While there are many types of new media covered under the umbrella of “altmetrics”, it is currently unknown which altmetric types best reflect effective scientific outreach to both the public and scientists, which may vary by discipline (Haustein, 2016). Citation count and other related bibliometrics determine professional success at many institutions (Wade, 1975), but the correlation between altmetrics and bibliometrics varies by altmetric type (Thelwall et al., 2013; De Winter, 2014; Haustein, 2016; Peoples et al., 2016), making it difficult for institutions and researchers to prioritize altmetrics generally and for E&C researchers specifically.

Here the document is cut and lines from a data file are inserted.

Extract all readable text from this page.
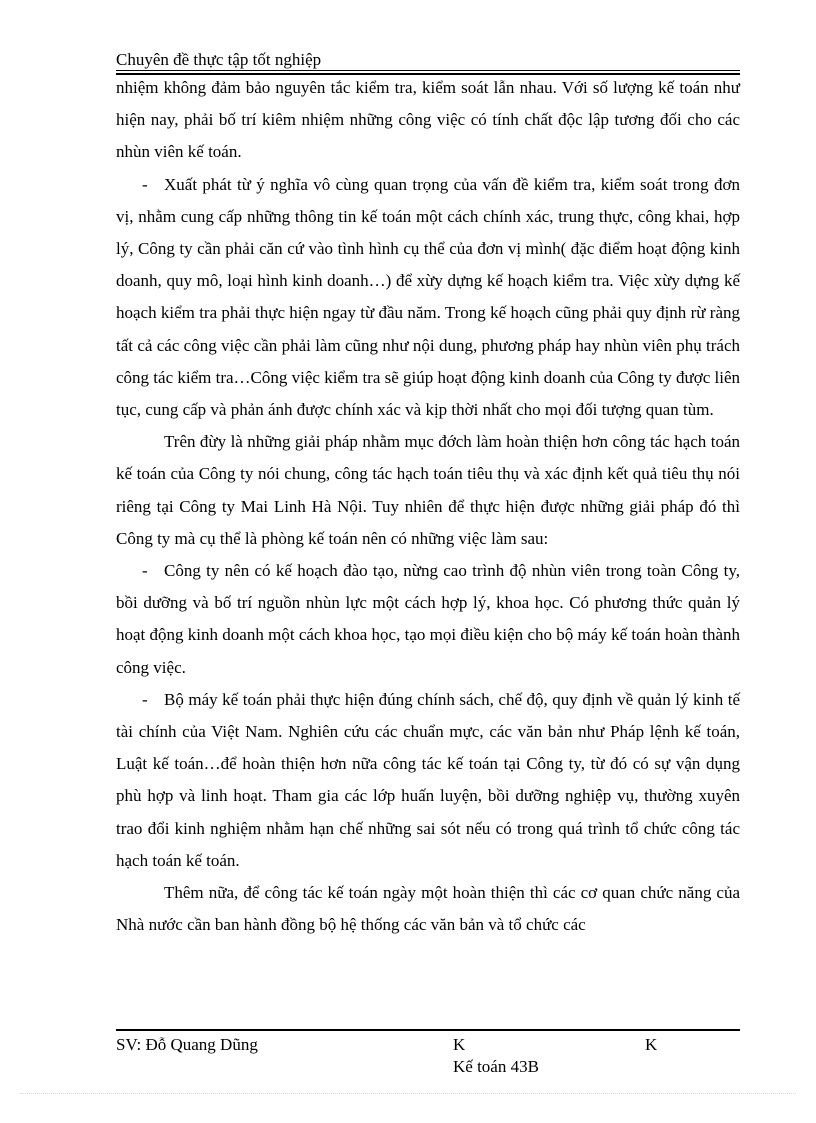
Chuyên đề thực tập tốt nghiệp

nhiệm không đảm bảo nguyên tắc kiểm tra, kiểm soát lẫn nhau. Với số lượng kế toán như hiện nay, phải bố trí kiêm nhiệm những công việc có tính chất độc lập tương đối cho các nhùn viên kế toán.

- Xuất phát từ ý nghĩa vô cùng quan trọng của vấn đề kiểm tra, kiểm soát trong đơn vị, nhằm cung cấp những thông tin kế toán một cách chính xác, trung thực, công khai, hợp lý, Công ty cần phải căn cứ vào tình hình cụ thể của đơn vị mình( đặc điểm hoạt động kinh doanh, quy mô, loại hình kinh doanh…) để xừy dựng kế hoạch kiểm tra. Việc xừy dựng kế hoạch kiểm tra phải thực hiện ngay từ đầu năm. Trong kế hoạch cũng phải quy định rừ ràng tất cả các công việc cần phải làm cũng như nội dung, phương pháp hay nhùn viên phụ trách công tác kiểm tra…Công việc kiểm tra sẽ giúp hoạt động kinh doanh của Công ty được liên tục, cung cấp và phản ánh được chính xác và kịp thời nhất cho mọi đối tượng quan tùm.

Trên đừy là những giải pháp nhằm mục đớch làm hoàn thiện hơn công tác hạch toán kế toán của Công ty nói chung, công tác hạch toán tiêu thụ và xác định kết quả tiêu thụ nói riêng tại Công ty Mai Linh Hà Nội. Tuy nhiên để thực hiện được những giải pháp đó thì Công ty mà cụ thể là phòng kế toán nên có những việc làm sau:

- Công ty nên có kế hoạch đào tạo, nừng cao trình độ nhùn viên trong toàn Công ty, bồi dưỡng và bố trí nguồn nhùn lực một cách hợp lý, khoa học. Có phương thức quản lý hoạt động kinh doanh một cách khoa học, tạo mọi điều kiện cho bộ máy kế toán hoàn thành công việc.

- Bộ máy kế toán phải thực hiện đúng chính sách, chế độ, quy định về quản lý kinh tế tài chính của Việt Nam. Nghiên cứu các chuẩn mực, các văn bản như Pháp lệnh kế toán, Luật kế toán…để hoàn thiện hơn nữa công tác kế toán tại Công ty, từ đó có sự vận dụng phù hợp và linh hoạt. Tham gia các lớp huấn luyện, bồi dưỡng nghiệp vụ, thường xuyên trao đổi kinh nghiệm nhằm hạn chế những sai sót nếu có trong quá trình tổ chức công tác hạch toán kế toán.

Thêm nữa, để công tác kế toán ngày một hoàn thiện thì các cơ quan chức năng của Nhà nước cần ban hành đồng bộ hệ thống các văn bản và tổ chức các

SV: Đỗ Quang Dũng	K
Kế toán 43B
K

Further, some altmetrics are vulnerable to manipulation and commercialization, raising concerns regarding their use for evaluation of research impact (Bornmann, 2014; Haustein, 2016). Determining a single best altmetric predictor of bibliometric performance will likely remain elusive as the online media landscape evolves and new altmetric types emerge. One potential solution to these related problems is to use a broad suite of altmetrics to calculate a combined Altmetric Attention Score (hereafter Attention Score, http://www.altmetric.com; one of most popular ‘altmetrics’, and on which we focus here). However, the effectiveness of the Attention Score for predicting research impact has not been evaluated across E&C, or over time (but see Finch, O’Hanlon & Dudley (2017) for a focused look at ornithology), leaving a knowledge gap with implications for the evaluation and dissemination of research.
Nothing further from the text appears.